RPO Tier 1: <1h data loss window
RTO Tier 1: <15min recovery time
Restore success: >99% verified

HARD RULES

Never ask to continue. Loop autonomously until all backup gaps are resolved or budget exhausted.

MECHANICAL CONSTRAINTS — NON-NEGOTIABLE:
1. NEVER treat a backup as valid until a restore test has succeeded.
2. NEVER store backups in the same failure domain as production (same region, same account).
3. ENCRYPT EVERY backup at rest — no exceptions for any data tier.
4. EVERY backup job MUST alert on failure — silent backup failures are the worst kind.
5. EVERY backup MUST have a TTL/retention policy — no infinite storage growth.
6. DEFINE RPO and RTO BEFORE designing backup strategy — business drives engineering.
7. git commit backup configurations BEFORE testing — baseline for debugging.
8. Automatic revert on regression: if backup config change causes production issues, revert immediately.
9. NEVER skip quarterly DR tests — schedule them and treat them as P1 obligations.
10. Log all backup operations in TSV:
    TIMESTAMP\tASSET\tOPERATION\tSIZE\tDURATION\tSTATUS\tCHECKSUM

Output Format

Print on completion: Backup: {asset_count} assets covered. RPO: {rpo}. RTO: {rto}. Last restore test: {last_test_date}. Encryption: {encryption_status}. Cross-region: {cross_region}. Verdict: {verdict}.

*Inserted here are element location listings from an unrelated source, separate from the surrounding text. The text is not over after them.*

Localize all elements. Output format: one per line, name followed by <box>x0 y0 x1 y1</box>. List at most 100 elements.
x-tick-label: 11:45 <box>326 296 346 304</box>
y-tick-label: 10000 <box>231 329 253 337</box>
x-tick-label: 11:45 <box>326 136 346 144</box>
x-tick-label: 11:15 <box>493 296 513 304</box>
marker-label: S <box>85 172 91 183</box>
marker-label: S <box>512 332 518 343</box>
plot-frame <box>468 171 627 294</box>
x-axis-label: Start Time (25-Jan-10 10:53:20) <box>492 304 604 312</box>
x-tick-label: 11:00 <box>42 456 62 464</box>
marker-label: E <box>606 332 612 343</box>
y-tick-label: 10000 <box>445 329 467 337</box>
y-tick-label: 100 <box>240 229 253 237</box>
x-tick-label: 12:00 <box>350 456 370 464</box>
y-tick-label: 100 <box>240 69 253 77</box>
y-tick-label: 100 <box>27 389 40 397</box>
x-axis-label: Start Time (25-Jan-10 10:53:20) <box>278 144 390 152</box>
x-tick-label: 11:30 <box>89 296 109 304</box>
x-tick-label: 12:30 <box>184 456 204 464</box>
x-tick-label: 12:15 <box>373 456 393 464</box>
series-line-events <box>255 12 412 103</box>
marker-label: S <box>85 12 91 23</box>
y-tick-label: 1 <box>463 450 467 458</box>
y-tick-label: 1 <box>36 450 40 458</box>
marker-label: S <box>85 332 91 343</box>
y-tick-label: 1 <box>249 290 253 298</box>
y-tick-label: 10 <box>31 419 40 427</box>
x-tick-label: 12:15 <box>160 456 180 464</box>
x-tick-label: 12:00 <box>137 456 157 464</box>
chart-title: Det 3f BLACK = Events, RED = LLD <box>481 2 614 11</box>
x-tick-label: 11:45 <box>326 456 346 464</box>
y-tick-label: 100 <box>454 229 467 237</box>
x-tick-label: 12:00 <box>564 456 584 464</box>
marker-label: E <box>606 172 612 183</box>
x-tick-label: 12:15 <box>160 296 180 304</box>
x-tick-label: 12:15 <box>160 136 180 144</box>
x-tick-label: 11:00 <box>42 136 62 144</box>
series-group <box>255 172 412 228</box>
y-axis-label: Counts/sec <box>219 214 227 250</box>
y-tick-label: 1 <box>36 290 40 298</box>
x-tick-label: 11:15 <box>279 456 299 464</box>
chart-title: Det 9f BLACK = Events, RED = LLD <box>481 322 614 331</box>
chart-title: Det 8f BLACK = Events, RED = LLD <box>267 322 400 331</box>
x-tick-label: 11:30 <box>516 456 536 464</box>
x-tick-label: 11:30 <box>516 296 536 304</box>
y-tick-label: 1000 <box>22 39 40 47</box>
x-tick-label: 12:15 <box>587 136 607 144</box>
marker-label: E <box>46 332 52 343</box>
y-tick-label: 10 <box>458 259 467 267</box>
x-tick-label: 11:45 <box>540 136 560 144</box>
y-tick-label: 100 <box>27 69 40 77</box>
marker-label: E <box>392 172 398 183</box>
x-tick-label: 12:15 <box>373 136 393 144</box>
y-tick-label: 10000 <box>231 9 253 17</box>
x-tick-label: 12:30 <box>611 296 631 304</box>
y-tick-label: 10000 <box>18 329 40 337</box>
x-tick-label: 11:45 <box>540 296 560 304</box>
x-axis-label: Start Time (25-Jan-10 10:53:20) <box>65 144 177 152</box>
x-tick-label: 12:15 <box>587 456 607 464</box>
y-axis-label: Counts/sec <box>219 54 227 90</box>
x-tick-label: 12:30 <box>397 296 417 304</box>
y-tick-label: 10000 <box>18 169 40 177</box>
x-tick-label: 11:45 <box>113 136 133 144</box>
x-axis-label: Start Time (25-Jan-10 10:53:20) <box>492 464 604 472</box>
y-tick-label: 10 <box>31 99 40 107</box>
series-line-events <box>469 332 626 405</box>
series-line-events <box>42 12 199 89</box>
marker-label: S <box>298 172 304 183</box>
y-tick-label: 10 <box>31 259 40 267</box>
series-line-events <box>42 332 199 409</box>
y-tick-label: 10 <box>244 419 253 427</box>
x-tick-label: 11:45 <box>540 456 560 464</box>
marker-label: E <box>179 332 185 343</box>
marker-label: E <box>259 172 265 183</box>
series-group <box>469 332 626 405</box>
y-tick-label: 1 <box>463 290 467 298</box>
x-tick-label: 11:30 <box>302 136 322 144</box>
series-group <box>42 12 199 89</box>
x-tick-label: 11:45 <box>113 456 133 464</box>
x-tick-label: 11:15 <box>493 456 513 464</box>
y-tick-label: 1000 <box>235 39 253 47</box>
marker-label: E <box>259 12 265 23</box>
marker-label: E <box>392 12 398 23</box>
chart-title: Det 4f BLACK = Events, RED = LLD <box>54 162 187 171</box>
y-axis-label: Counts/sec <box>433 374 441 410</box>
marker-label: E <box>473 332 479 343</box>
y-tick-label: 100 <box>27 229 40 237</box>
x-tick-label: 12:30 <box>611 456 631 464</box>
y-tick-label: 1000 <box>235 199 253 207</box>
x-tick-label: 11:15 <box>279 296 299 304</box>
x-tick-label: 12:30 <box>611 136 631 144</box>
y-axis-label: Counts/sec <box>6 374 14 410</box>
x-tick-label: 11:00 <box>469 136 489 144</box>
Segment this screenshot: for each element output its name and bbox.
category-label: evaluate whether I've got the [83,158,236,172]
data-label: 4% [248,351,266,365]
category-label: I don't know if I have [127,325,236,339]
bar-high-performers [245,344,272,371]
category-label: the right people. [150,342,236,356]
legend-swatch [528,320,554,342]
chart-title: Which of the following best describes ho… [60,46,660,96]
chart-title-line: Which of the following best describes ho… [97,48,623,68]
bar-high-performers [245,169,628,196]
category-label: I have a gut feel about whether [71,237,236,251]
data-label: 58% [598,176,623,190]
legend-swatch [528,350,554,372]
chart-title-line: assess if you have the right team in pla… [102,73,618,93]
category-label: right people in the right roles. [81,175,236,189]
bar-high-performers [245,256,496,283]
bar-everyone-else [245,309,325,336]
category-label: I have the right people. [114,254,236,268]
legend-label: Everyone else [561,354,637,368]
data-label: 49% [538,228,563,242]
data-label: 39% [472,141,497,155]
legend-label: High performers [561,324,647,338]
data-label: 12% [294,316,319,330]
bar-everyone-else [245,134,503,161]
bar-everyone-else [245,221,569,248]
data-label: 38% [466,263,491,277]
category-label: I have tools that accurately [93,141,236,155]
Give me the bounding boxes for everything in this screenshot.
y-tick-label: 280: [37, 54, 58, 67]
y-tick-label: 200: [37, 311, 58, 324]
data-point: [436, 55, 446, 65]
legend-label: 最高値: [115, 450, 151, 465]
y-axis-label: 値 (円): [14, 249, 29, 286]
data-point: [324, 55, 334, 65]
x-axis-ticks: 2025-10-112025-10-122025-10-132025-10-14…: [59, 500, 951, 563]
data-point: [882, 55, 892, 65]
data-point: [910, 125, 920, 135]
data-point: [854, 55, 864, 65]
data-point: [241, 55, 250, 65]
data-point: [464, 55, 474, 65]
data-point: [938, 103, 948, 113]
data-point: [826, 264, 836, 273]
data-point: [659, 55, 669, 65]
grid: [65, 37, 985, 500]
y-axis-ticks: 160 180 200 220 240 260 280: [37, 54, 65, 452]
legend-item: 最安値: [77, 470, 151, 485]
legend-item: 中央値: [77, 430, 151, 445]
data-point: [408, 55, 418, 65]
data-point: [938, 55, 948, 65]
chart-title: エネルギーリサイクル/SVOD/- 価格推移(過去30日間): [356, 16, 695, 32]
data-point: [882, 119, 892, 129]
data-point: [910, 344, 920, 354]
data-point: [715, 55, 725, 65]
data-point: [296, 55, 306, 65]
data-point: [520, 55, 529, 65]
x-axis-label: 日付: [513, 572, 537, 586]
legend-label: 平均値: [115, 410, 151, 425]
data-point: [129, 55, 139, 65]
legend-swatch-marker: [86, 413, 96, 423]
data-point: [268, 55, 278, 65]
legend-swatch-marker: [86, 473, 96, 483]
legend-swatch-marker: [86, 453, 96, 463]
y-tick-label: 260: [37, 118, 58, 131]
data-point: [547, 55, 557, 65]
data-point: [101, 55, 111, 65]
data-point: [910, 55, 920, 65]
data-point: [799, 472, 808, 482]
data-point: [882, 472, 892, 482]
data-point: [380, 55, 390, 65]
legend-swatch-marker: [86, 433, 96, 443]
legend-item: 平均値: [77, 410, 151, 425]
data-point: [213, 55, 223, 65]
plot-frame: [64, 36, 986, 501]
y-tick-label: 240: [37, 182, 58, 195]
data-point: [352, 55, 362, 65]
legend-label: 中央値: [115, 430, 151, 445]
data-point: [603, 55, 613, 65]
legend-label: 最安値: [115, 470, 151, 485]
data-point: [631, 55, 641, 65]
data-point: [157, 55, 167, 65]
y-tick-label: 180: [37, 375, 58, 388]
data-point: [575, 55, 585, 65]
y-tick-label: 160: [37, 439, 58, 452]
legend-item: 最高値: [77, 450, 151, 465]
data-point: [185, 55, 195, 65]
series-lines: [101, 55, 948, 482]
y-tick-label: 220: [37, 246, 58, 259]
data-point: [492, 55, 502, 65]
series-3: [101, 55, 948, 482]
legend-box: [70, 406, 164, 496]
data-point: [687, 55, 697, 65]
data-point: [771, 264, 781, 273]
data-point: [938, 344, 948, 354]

timestamp	asset	operation	size	duration_s	status	checksum
2024-01-15T03:00:00Z	postgres-prod	backup	12GB	180	success	sha256:abc123
2024-01-15T03:05:00Z	redis-prod	backup	2GB	30	success	sha256:def456
2024-01-15T04:00:00Z	postgres-prod	restore-test	12GB	300	success	verified

Columns: timestamp, asset, operation(backup/restore-test/dr-drill), size, duration_s, status(success/failed/partial), checksum.

Success Criteria



## Keep/Discard
KEEP if: improvement verified. DISCARD if: regression or no change. Revert discards immediately.

## Stop Conditions
Stop when: target reached, budget exhausted, or >5 consecutive discards.